The poet T.S. Eliot rhetorically asked if he would dare to eat the fruit of prunus persica. The rock band Presidents of the United States of America wrote an entire song about the goodness of the fruit, which they called nature’s candy. In China, its birthplace, the plant is associated with luck, prosperity, longevity, abundance, and virtue. The gods themselves became immortal by eating this fruit, the delicious peach.
First grown in northern China, prunus persica appeared in areas afflicted with soil erosion and overgrazing. It is a plant that literally heals the earth, as its roots pull together badly eroded soil, allowing the soil to build up again. Perhaps it is this association, along with the sheer goodness of the fruit, which anyone who has eaten it can attest to, that makes it a symbol of life. In Korea, where ancestor veneration is a religious cornerstone, peach blossoms, branches, and fruits are excluded from altars to the ancestors in the belief that they drive spirits away. The peach drives away death itself.
European cultures have never ascribed such mystical properties to the peach. By the time it was introduced to the West, an animistic worldview no longer prevailed, and there was little place for sacred plants. Classical mythology assigns attributes associated with the peach in Asia to other fruits instead, such as the apple and the pomegranate. Yet even in Europe, the peach has always carried somewhat mystical erotic associations. French names for particular varieties of peach especially bear this out… one variety is called teton de Venus, nipple of Venus.
Prunus persica takes its scientific name from Persia, now Iran, which was the gateway through which it passed from Asia to Europe. In the belief that the peach originally came from Persia, it was given this scientific name. Yet its botanical history and its mythological and cultural associations clearly place its origins in China.

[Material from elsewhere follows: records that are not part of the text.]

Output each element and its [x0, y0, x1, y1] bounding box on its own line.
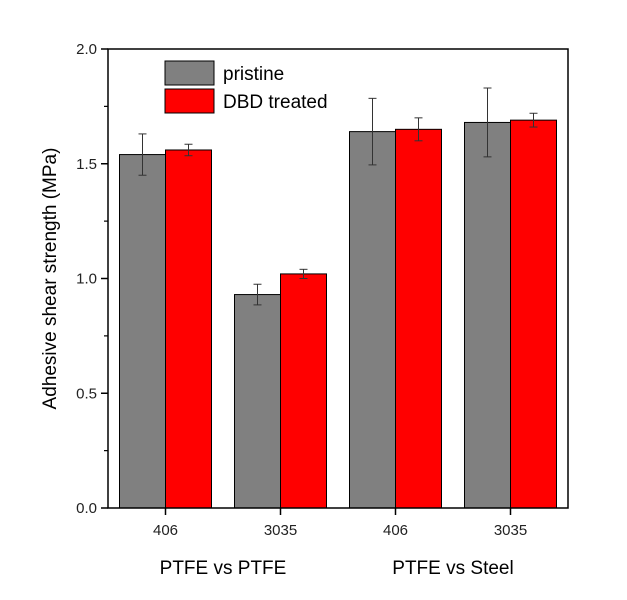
error-bar-dbd-treated-0: [184, 143, 193, 157]
group-labels: PTFE vs PTFE PTFE vs Steel: [160, 558, 514, 579]
x-tick-label: 406: [153, 522, 178, 539]
legend-item-0: pristine: [164, 60, 284, 86]
bar-dbd-treated-0: [165, 149, 212, 509]
legend: pristine DBD treated: [164, 60, 328, 114]
y-tick-label: 1.0: [76, 271, 97, 288]
y-tick-label: 1.5: [76, 156, 97, 173]
error-bar-dbd-treated-3: [529, 112, 538, 128]
bar-pristine-0: [119, 154, 166, 509]
error-bar-pristine-3: [483, 87, 492, 158]
y-tick-label: 0.5: [76, 385, 97, 402]
y-axis-label: Adhesive shear strength (MPa): [40, 148, 61, 410]
bar-pristine-2: [349, 131, 396, 509]
error-bars-layer: [138, 87, 538, 306]
error-bar-pristine-0: [138, 133, 147, 176]
error-bar-dbd-treated-1: [299, 268, 308, 279]
y-ticks: 0.0 0.5 1.0 1.5 2.0: [76, 41, 108, 517]
bar-pristine-1: [234, 294, 281, 509]
group-label-0: PTFE vs PTFE: [160, 558, 287, 579]
error-bar-pristine-2: [368, 97, 377, 166]
x-tick-label: 3035: [264, 522, 297, 539]
group-label-1: PTFE vs Steel: [392, 558, 513, 579]
y-tick-label: 2.0: [76, 41, 97, 58]
x-tick-label: 406: [383, 522, 408, 539]
x-ticks: 406 3035 406 3035: [153, 508, 527, 539]
bar-dbd-treated-3: [510, 119, 557, 509]
legend-swatch: [164, 88, 215, 114]
bar-pristine-3: [464, 121, 511, 509]
bar-dbd-treated-2: [395, 128, 442, 509]
legend-item-1: DBD treated: [164, 88, 328, 114]
y-tick-label: 0.0: [76, 500, 97, 517]
legend-label: DBD treated: [223, 92, 328, 113]
error-bar-dbd-treated-2: [414, 117, 423, 142]
bars-layer: [119, 119, 557, 509]
legend-label: pristine: [223, 64, 284, 85]
x-tick-label: 3035: [494, 522, 527, 539]
error-bar-pristine-1: [253, 283, 262, 306]
bar-dbd-treated-1: [280, 273, 327, 509]
legend-swatch: [164, 60, 215, 86]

Peaches were introduced to the New World early on in the days of colonialism. Once there, they spread faster than the colonists, as Native Americans, taken with the peach, planted them and traded them everywhere. William Penn, founder of a colony in the present day state of Pennsylvania, wrote that all the Native American plantations (many of the east coast tribes at the time were settled farmers) were growing peaches. That Penn found this worthy of remark implies that white farmers were not growing peaches at such an incredible rate.
Yet for the settlers too, peaches were a valuable commodity. One of the earliest foods to be widely canned, peaches were taken west by many a wagon train. During the California gold rush, peaches were in such demand that they sold for five dollars a can in Sacramento, a princely sum in the mid 1800s. To put it in perspective, the best paid laborers of the time earned about one or two dollars a day.
To know what prunus persica is, though, we do not really need to know all of its history. One bite of a ripe peach can convince even the most skeptical among us that it is a slice of heaven, the fruit of immortality.